The Tomaquag Indian Memorial Museum is an Indigenous-led museum in Exeter, Rhode Island. The museum was founded by anthropologist Eva Butler and a Narragansett and Wompanoag woman named Princess Red Wing in 1958.

The Tomaquag Museum's mission focuses on the education of all our relations on the Indigenous cultures of the Dawnland (focus Southern New England). The museum won a National Medal for Museum and Library Service in 2016. The museum was nominated by U.S. Senator Sheldon Whitehouse.

==Collection==
The museum showcases the history and culture of the Indigenous peoples who have lived and currently reside in southeastern New England including the Narragansett, Niantic, Wompanoag and Nipmuck. Exhibits include traditional crafts, such as ash splint baskets and locally made dolls, historical archives dating back to the 1880s, culture and important Indigenous figures including Princess Red Wing and Ellison "Tarzan" Brown Sr. The museum's grounds include a wetu (traditional domed hut) and a traditional Three Sisters garden with corn, beans and squash. There is also a forest and an outdoor Friendship Circle.

==History==
The site of the museum was originally home to the Dovecrest Restaurant and Trading Post, founded by Eleanor and Ferris Dove. The Dove family donated their personal property soon thereafter to establish a permanent home for the museum.

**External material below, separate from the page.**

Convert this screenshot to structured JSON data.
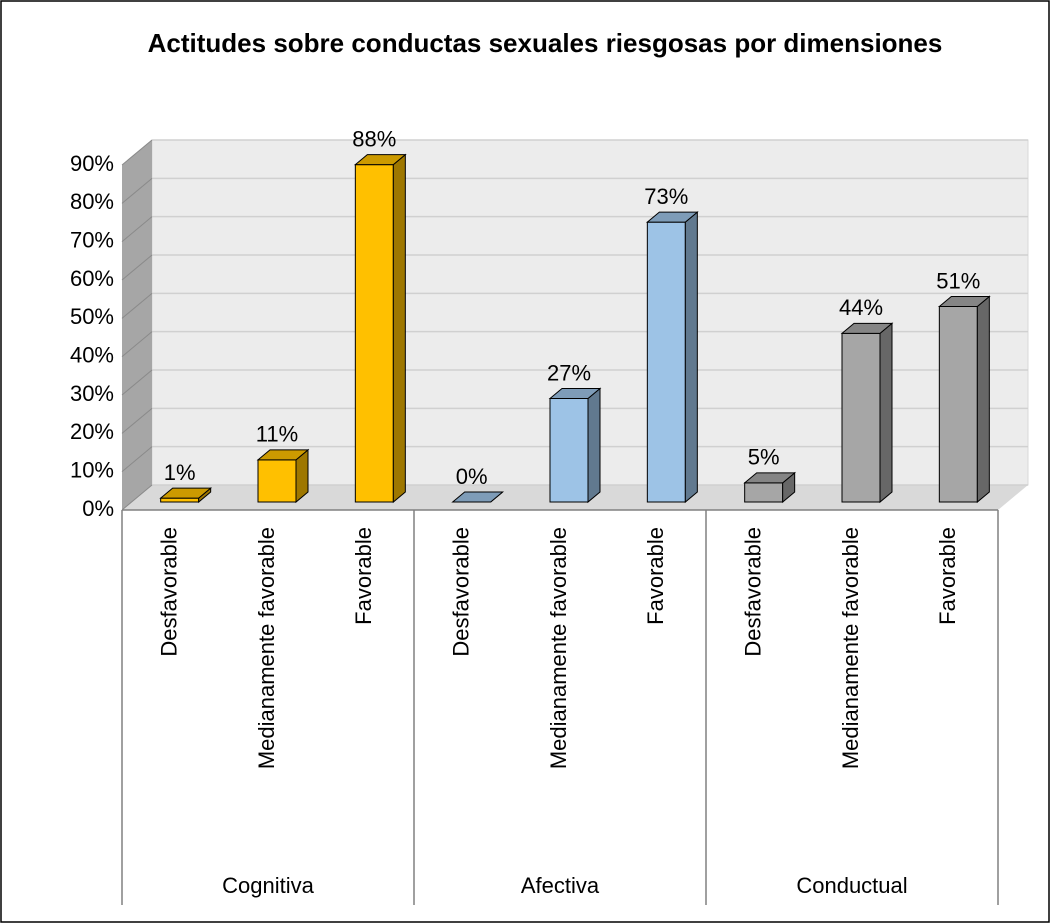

In 2003, Lorén Spears founded the Nuweetooun School on the site of the museum. It was a private school for grades K-8. Open to any student, it focused on Indigenous youth. Nuweetooun School was closed in Spring of 2010 due to damage from flooding.

The Tomaquag Museum is in process of moving to the campus of the University of Rhode Island in Kingston, Rhode Island as of November 2024.

The museum is open on Wednesdays and on weekends.